On Saturday, July 16, 2015, over 50 people from all over the world (shout out to my family in Canada) contributed funds, goods, their time or some combination of the three to make and deliver 250 brown bag lunches. We finished making everything by 11:00 am and a caravan of love headed from Adams Morgan to Central Union Mission with boxes and boxes of beautiful, substantial brown bag lunches. When I arrived at the Mission with the last of the boxes and signed the donation form, one of the pastors whispered in my ear, “God told you to do this. We needed the food. We had nothing but snacks to hand out to the people.” It warmed my heart. Even as we brought in sandwich bags, people were walking out of Central Union Mission with their sandwich bag. They needed the food, and we fed the people.

In the end, we made 300 brown bag lunches (50 above our goal) and then UDC DCSL alum said, “Next time we make 350 sandwiches and I’m contributing $100 to the effort.” Well, I couldn’t let an offer like that slide, so Keri’s Brown Bag Assembly Party II was born.

Once again, I reached out The Potter’s House and they gave me three hours on October 15, 2016, but this time it was a little different. I got Joe Libertelli, Director of Alumni Affairs at UDC DCSL, to send out an email to the UDC DCSL alumni network and, as expected, the people showed up! Within minutes of sending out the email, I received a contribution of 350 bottles of water, a $110 Costco card, 30 loaves of bread in addition to fruit. And, that’s just a sprinkling of the goods received from the UDC DCSL family! Students and alum provided granola bars, cookies, fruit, boxes, sandwich meats and cheese, peanut butter cracker snacks, condiment packets, napkins, markers, boxes, time to pack and deliver the goods!

By October 15, 2016, over 40 people contributed funds, goods, their time or some combination of the three to make some sandwiches and sandwiches did we make! Our hungry and homeless sisters and brothers received brown bag lunches that included: 1 sandwich (pastrami, roast beef, ham, turkey, salami, chicken breast or cheese), 1 bottle of water, 1 piece of fruit (apple, orange, banana, pear, mango or plum), dessert (cookie, rice crispy treat, etc.), 1 granola bar, 1 cracker and peanut butter snack, mayo or mustard packet, and a napkin. However, due to a mistake in ordering on my part, we had 450 bags instead of 350, but I figured the extra would be okay, right? Little did I know that the contributions would be enough for us to deliver 500 brown bag lunches (yup, I had to make a Safeway run to pick up another batch of brown bags) to Central Union Mission.
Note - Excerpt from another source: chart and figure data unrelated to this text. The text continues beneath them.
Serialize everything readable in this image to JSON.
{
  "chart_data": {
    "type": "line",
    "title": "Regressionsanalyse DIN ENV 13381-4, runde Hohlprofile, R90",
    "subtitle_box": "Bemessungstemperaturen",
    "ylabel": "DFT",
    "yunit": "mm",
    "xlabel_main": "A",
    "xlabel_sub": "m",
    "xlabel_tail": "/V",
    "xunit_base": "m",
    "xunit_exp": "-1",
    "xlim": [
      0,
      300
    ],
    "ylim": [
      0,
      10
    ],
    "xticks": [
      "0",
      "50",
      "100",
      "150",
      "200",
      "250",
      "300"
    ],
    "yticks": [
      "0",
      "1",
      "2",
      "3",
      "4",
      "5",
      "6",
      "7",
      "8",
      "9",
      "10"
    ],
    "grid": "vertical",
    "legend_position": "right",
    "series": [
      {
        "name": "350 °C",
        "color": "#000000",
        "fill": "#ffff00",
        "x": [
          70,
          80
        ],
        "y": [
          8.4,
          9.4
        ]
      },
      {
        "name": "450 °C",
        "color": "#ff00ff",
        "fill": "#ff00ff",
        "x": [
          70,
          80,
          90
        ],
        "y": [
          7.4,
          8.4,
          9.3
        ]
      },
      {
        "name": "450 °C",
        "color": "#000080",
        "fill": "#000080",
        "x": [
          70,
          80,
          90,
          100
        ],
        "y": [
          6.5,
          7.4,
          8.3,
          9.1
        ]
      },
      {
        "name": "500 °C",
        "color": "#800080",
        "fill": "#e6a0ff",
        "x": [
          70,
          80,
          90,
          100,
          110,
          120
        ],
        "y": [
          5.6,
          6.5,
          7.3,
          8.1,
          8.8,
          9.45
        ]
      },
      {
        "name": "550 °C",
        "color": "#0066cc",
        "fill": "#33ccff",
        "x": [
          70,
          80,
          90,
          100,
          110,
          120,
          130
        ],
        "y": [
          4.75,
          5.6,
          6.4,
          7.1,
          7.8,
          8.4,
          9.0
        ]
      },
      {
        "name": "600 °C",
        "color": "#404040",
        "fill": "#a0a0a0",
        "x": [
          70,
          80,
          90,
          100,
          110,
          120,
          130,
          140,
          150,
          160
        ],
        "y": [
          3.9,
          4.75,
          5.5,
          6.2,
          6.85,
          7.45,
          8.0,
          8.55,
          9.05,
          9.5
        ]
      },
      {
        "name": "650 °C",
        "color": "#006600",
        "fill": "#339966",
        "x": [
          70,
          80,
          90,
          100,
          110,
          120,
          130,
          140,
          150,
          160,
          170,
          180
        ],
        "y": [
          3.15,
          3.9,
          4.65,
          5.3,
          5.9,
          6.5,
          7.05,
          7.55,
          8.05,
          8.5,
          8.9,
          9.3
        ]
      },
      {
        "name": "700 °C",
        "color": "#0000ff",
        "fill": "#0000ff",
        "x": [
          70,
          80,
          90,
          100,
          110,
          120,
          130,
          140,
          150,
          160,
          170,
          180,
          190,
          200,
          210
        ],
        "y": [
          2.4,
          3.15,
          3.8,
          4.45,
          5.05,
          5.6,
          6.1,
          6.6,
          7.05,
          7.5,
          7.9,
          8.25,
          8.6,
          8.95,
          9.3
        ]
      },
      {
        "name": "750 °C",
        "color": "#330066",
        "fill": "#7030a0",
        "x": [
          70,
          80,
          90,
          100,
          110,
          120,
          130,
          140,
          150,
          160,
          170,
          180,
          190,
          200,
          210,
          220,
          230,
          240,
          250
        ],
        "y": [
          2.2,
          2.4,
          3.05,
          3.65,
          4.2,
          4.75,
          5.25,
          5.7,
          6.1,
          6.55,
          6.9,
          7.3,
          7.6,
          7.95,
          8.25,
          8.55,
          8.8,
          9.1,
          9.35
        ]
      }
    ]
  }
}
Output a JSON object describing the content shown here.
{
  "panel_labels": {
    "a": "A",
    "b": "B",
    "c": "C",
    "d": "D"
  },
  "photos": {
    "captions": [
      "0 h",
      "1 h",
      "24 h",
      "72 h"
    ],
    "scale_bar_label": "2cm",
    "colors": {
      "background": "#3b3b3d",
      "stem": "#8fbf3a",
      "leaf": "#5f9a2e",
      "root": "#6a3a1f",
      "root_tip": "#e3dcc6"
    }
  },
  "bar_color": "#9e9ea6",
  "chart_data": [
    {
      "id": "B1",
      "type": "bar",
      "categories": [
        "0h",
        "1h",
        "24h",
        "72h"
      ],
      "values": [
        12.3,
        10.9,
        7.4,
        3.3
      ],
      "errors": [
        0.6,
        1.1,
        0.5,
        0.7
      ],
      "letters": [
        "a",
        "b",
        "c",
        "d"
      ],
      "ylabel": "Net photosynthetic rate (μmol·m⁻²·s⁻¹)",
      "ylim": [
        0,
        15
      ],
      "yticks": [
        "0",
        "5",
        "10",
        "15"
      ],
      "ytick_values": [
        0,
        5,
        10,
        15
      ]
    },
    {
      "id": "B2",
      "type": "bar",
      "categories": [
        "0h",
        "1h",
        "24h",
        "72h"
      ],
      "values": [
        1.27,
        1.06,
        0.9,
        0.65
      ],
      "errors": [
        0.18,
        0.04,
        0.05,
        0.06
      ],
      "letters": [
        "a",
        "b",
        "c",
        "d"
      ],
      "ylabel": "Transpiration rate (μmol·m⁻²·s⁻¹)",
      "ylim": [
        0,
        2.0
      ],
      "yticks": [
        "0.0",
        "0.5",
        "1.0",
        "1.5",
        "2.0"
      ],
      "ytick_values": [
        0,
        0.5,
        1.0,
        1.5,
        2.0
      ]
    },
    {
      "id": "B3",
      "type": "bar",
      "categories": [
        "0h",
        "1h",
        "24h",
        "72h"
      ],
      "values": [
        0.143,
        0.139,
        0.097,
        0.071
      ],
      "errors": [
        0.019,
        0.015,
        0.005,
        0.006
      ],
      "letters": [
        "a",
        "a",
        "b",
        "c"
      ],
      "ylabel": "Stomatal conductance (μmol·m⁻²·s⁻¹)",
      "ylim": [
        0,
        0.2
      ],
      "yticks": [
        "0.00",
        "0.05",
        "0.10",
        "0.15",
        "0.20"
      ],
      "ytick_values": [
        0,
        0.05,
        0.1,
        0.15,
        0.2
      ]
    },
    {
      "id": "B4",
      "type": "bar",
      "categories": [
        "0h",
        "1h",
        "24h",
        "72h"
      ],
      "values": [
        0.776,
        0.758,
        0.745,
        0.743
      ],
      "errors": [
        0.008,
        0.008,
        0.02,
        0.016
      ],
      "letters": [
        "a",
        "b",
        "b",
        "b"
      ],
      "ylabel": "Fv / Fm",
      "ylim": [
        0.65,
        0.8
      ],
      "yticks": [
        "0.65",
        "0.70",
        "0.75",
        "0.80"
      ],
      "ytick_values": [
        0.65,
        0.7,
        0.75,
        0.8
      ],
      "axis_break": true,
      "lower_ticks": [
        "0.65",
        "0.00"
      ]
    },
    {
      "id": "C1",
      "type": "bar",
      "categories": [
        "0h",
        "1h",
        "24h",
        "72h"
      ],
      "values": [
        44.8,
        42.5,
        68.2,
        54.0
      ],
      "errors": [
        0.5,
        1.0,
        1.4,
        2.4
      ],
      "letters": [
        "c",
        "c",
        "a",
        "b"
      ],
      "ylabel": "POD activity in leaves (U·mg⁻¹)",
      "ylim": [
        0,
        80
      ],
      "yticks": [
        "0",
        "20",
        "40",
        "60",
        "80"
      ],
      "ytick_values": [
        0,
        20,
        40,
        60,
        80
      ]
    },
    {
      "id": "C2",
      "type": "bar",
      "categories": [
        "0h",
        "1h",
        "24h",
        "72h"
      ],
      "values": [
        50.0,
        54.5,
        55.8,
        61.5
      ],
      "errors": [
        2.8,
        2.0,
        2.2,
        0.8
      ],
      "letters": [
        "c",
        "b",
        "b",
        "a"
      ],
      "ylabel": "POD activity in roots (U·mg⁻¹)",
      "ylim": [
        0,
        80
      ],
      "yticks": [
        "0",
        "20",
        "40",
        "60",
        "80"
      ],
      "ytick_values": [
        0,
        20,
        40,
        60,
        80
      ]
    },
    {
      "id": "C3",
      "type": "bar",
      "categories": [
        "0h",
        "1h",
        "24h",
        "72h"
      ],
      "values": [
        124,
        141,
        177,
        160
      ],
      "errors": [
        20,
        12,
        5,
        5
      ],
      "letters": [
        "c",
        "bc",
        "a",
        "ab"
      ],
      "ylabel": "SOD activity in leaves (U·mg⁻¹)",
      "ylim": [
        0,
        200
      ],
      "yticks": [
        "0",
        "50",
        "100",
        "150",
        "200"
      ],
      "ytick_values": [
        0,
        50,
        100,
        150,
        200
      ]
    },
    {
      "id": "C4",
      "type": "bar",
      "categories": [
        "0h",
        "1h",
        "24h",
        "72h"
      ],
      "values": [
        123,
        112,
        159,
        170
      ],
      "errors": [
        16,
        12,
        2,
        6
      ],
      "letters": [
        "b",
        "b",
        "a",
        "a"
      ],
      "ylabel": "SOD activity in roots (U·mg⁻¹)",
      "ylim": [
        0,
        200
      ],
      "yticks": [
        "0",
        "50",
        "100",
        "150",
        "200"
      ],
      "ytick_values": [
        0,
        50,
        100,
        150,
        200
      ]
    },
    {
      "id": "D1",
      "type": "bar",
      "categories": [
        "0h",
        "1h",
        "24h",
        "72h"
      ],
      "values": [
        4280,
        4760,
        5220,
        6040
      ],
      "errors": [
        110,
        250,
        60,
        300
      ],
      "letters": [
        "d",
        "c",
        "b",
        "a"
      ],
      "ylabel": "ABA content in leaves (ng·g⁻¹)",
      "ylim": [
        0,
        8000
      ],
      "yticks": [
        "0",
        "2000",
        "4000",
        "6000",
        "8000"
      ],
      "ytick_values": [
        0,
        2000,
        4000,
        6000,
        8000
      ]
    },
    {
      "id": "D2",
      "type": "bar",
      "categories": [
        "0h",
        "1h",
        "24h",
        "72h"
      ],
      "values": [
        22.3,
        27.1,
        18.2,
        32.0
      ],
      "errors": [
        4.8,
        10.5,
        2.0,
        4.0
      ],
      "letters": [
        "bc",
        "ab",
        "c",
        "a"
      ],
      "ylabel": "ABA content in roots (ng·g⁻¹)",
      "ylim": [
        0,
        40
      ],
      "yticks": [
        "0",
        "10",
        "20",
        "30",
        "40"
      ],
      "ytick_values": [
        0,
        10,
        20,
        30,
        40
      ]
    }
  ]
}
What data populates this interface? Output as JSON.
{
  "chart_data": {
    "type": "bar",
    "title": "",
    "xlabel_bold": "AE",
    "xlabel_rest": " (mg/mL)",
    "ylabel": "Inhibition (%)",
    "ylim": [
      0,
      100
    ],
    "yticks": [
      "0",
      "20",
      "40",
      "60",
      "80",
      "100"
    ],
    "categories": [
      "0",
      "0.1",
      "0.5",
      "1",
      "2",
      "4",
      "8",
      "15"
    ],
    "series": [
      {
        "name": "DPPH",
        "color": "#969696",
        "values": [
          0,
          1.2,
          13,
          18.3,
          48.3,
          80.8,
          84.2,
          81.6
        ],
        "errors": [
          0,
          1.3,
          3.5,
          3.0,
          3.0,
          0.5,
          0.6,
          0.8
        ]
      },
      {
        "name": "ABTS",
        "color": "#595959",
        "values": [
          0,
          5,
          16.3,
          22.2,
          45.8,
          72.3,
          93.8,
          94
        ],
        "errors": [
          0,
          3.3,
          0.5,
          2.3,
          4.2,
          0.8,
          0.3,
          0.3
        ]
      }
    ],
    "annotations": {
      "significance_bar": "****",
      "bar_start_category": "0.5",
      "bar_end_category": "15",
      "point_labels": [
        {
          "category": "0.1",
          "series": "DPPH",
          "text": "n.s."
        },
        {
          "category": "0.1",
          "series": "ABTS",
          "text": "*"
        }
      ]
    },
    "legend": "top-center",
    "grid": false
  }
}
We made all those sandwiches, packed the brown bags and delivered them by 12:00 pm.

Once again, unbeknownst to me, the Mission was short on food. The Pastor pointed out a single box of snacks and said that was all he had to give the people until our caravan of love showed up. UDC DCSL alum helped provide 800 brown bag lunches for our homeless and hungry brothers and sisters through Central Union Mission. And, every step of the way, at both assembly parties was Antioch Law School founder, Edgar Cahn, a firm believer in community.

At the first Brown Bag Assembly Party, I told everyone, “Sometimes the world is toxic and hostile, but not today. Today, we rebuild community. Today, we feed our homeless sisters and brothers because we can.”

We can’t fix all the problems in the world, but we can make some sandwiches. It doesn’t take much effort or time to engage with our community. That’s just part of the legacy of UDC DCSL. We can’t fix all of the problems plaguing our city in one fell swoop, but we can feed the people because we take care of our own in Washington, DC. We take care of our own.